Studierende motivieren mit klaren Strukturen und Zielen
Bei der Planung der Veranstaltung empfiehlt Gießmann nach dem "Constructive Alignment" vorzugehen, um Lernziele, Lehrhandeln und Prüfungsform aufeinander abzustimmen. Dazu helfe es, zunächst zu überlegen, was die inhaltlichen und methodischen Ziele der gesamten Lehrveranstaltung sind und wie sich diese auf die einzelnen Sitzungen runterbrechen lassen. Die Prüfungsform mache am Schluss sichtbar, ob das Ziel der Veranstaltung erreicht wird.

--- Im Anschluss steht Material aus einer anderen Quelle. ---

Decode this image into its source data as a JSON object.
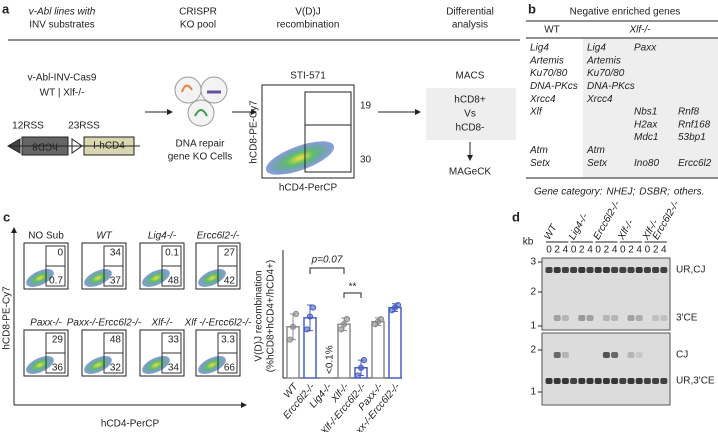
{
  "panel_a": {
    "letter": "a",
    "headers": [
      [
        "v-Abl lines with",
        "INV substrates"
      ],
      [
        "CRISPR",
        "KO pool"
      ],
      [
        "V(D)J",
        "recombination"
      ],
      [
        "Differential",
        "analysis"
      ]
    ],
    "cell_line": "v-Abl-INV-Cas9",
    "genotypes": "WT | Xlf-/-",
    "rss": [
      "12RSS",
      "23RSS"
    ],
    "construct": [
      "hCD8",
      "I-hCD4"
    ],
    "pool": [
      "DNA repair",
      "gene KO Cells"
    ],
    "flow": {
      "treatment": "STI-571",
      "y_axis": "hCD8-PE-Cy7",
      "x_axis": "hCD4-PerCP",
      "gates": [
        19,
        30
      ]
    },
    "analysis": {
      "method": "MACS",
      "comparison": [
        "hCD8+",
        "Vs",
        "hCD8-"
      ],
      "tool": "MAGeCK"
    }
  },
  "panel_b": {
    "letter": "b",
    "title": "Negative enriched genes",
    "columns": [
      "WT",
      "Xlf-/-"
    ],
    "legend_prefix": "Gene category:",
    "categories": [
      {
        "label": "NHEJ;",
        "color": "#222222"
      },
      {
        "label": "DSBR;",
        "color": "#4a5fc1"
      },
      {
        "label": "others.",
        "color": "#e03030"
      }
    ],
    "gene_columns": [
      [
        {
          "name": "Lig4",
          "category": 0
        },
        {
          "name": "Artemis",
          "category": 0
        },
        {
          "name": "Ku70/80",
          "category": 0
        },
        {
          "name": "DNA-PKcs",
          "category": 0
        },
        {
          "name": "Xrcc4",
          "category": 0
        },
        {
          "name": "Xlf",
          "category": 0
        },
        null,
        null,
        {
          "name": "Atm",
          "category": 1
        },
        {
          "name": "Setx",
          "category": 2
        }
      ],
      [
        {
          "name": "Lig4",
          "category": 0
        },
        {
          "name": "Artemis",
          "category": 0
        },
        {
          "name": "Ku70/80",
          "category": 0
        },
        {
          "name": "DNA-PKcs",
          "category": 0
        },
        {
          "name": "Xrcc4",
          "category": 0
        },
        null,
        null,
        null,
        {
          "name": "Atm",
          "category": 1
        },
        {
          "name": "Setx",
          "category": 2
        }
      ],
      [
        {
          "name": "Paxx",
          "category": 0
        },
        null,
        null,
        null,
        null,
        {
          "name": "Nbs1",
          "category": 1
        },
        {
          "name": "H2ax",
          "category": 1
        },
        {
          "name": "Mdc1",
          "category": 1
        },
        null,
        {
          "name": "Ino80",
          "category": 2
        }
      ],
      [
        null,
        null,
        null,
        null,
        null,
        {
          "name": "Rnf8",
          "category": 1
        },
        {
          "name": "Rnf168",
          "category": 1
        },
        {
          "name": "53bp1",
          "category": 1
        },
        null,
        {
          "name": "Ercc6l2",
          "category": 2
        }
      ]
    ]
  },
  "panel_c": {
    "letter": "c",
    "flow": {
      "y_axis": "hCD8-PE-Cy7",
      "x_axis": "hCD4-PerCP",
      "plots": [
        {
          "label": "NO Sub",
          "top": 0,
          "bottom": 0.7
        },
        {
          "label": "WT",
          "top": 34,
          "bottom": 37
        },
        {
          "label": "Lig4-/-",
          "top": 0.1,
          "bottom": 48
        },
        {
          "label": "Ercc6l2-/-",
          "top": 27,
          "bottom": 42
        },
        {
          "label": "Paxx-/-",
          "top": 29,
          "bottom": 36
        },
        {
          "label": "Paxx-/-Ercc6l2-/-",
          "top": 48,
          "bottom": 32
        },
        {
          "label": "Xlf-/-",
          "top": 33,
          "bottom": 34
        },
        {
          "label": "Xlf -/-Ercc6l2-/-",
          "top": 3.3,
          "bottom": 66
        }
      ]
    },
    "bars": {
      "type": "bar",
      "y_label": [
        "V(D)J recombination",
        "(%hCD8+hCD4+/hCD4+)"
      ],
      "categories": [
        "WT",
        "Ercc6l2-/-",
        "Lig4-/-",
        "Xlf-/-",
        "Xlf-/-Ercc6l2-/-",
        "Paxx-/-",
        "Paxx-/-Ercc6l2-/-"
      ],
      "values": [
        40,
        47,
        0.1,
        42,
        8,
        44,
        55
      ],
      "value_labels": [
        null,
        null,
        "<0.1%",
        null,
        null,
        null,
        null
      ],
      "errors": [
        10,
        10,
        null,
        5,
        6,
        3,
        3
      ],
      "replicates": [
        [
          30,
          40,
          50
        ],
        [
          38,
          48,
          55
        ],
        null,
        [
          38,
          42,
          46
        ],
        [
          2,
          8,
          14
        ],
        [
          42,
          44,
          46
        ],
        [
          53,
          55,
          57
        ]
      ],
      "colors": [
        "#8c8c8c",
        "#4a5fc1",
        "#8c8c8c",
        "#8c8c8c",
        "#4a5fc1",
        "#8c8c8c",
        "#4a5fc1"
      ],
      "ylim": [
        0,
        100
      ],
      "annotations": [
        "p=0.07",
        "**"
      ]
    }
  },
  "panel_d": {
    "letter": "d",
    "unit": "kb",
    "groups": [
      {
        "name": [
          "WT"
        ],
        "times": [
          0,
          2,
          4
        ]
      },
      {
        "name": [
          "Lig4-/-"
        ],
        "times": [
          0,
          2,
          4
        ]
      },
      {
        "name": [
          "Ercc6l2-/-"
        ],
        "times": [
          0,
          2,
          4
        ]
      },
      {
        "name": [
          "Xlf-/-"
        ],
        "times": [
          0,
          2,
          4
        ]
      },
      {
        "name": [
          "Xlf-/-",
          "Ercc6l2-/-"
        ],
        "times": [
          0,
          2,
          4
        ]
      }
    ],
    "top_blot": {
      "ladder": [
        3,
        2,
        1
      ],
      "bands": [
        "UR,CJ",
        "3'CE"
      ]
    },
    "bottom_blot": {
      "ladder": [
        2,
        1
      ],
      "bands": [
        "CJ",
        "UR,3'CE"
      ]
    }
  }
}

Für Studierende sei es aber von Beginn an wichtig zu erkennen, wie das Seminar auf die Prüfung hinarbeitet, welche Zwischenziele es gibt und wann diese abgeschlossen sein sollen, so Gießmann. Durch Feedback im Verlauf der Veranstaltung erlebten Studierende ihre Kompetenzen und würden erkennen, wo sie Lücken aufarbeiten müssen.
"Planung, Struktur und ein roter Faden sind ein Hauptfaktor für den Lernerfolg." Dr. Ursula Gießmann
"Planung, Struktur und ein roter Faden sind ein Hauptfaktor für den Lernerfolg" sagt Trainerin Gießmann gegenüber "Forschung & Lehre". Studierende müssten wissen, was auf sie zukommt. Würden sie das Lernziel kennen, wüssten sie, mit welchen Mitteln und wozu es angestrebt werde. So könnten sie leichter motiviert werden, an der Lehrveranstaltung aktiv teilzunehmen.

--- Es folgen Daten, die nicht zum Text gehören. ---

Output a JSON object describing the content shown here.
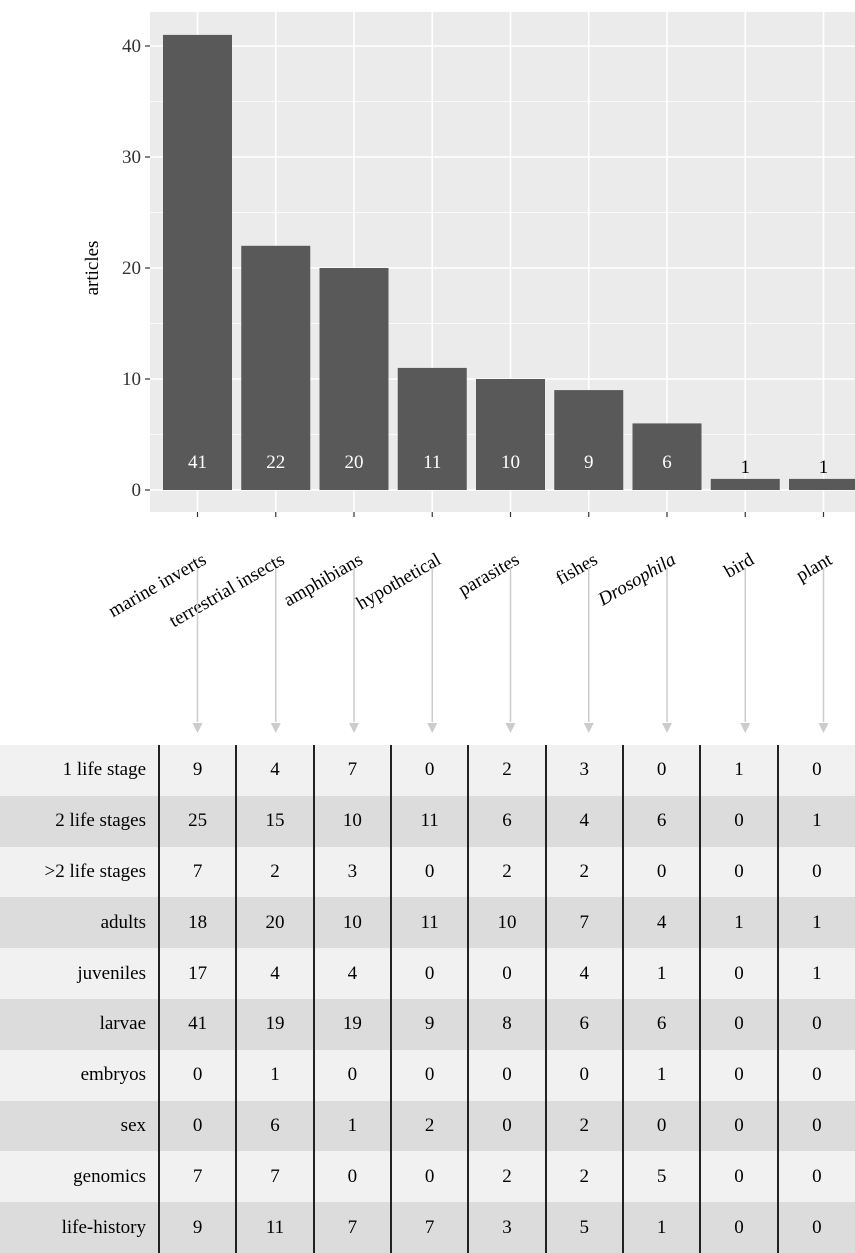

Einzelsitzungen und Inhalte im Überblick behalten
Bei der Abstimmung von Ziel, Lehrhandeln und Prüfung sei ein didaktisches Planungsraster besonders empfehlenswert, erläutert Gießmann. Darin wird die Lehrveranstaltung in einzelne Sitzungen "heruntergebrochen", denen konkrete Lernziele und Lerninhalte zugeordnet werden. Das erscheine zu Beginn aufwendig und überaus detailreich, aber es lohne sich: Hält man ein ähnliches Seminar erneut, könne es durch kleinere kontextbezogene Anpassungen oder erfahrungsbasierte Verbesserungen weiterverwendet werden. Dann könne beispielsweise eine anders zusammengesetzte Studierendengruppe ohne viel Planungsaufwand direkt persönlich angesprochen werden.
Bei der detaillierten Planung sollte nicht vergessen werden, im Verlauf der Lehrveranstaltung Puffer einzuplanen. Als Richtwert empfiehlt Gießmann, lediglich 80 Prozent der zur Verfügung stehenden Zeit zu verplanen, um spontane Diskussionen zu ermöglichen. Phasen, in denen Inhalte frontal vermittelt werden, sollten nicht länger als 20 Minuten dauern. Zwischendurch sei es hilfreich, kurze Pausen einzuplanen. So könne, etwa indem ein Bild oder eine Grafik gezeigt werden, mit dem sich die Studierenden für einige Minuten still auseinandersetzen sollen, ein anderer Impuls gesetzt werden.
Wie viel Zeit Lehrende in die detaillierte Planung eines Seminars investieren müssten, variiere, je nachdem, ob es bereits Vorarbeiten gebe, etwa weil die Dozentinnen und Dozenten schon einmal ein ähnliches Seminar unterrichtet haben. Aber es lohne sich zu planen: Der Lernerfolg der Studierenden steige durch mehr Struktur. Außerdem sinke der Stress für die Lehrenden im laufenden Semesterbetrieb. Dann müsse auch keine Lehrkraft Lampenfieber haben angesichts der neu beginnenden Lehrveranstaltungen, so Gießmann.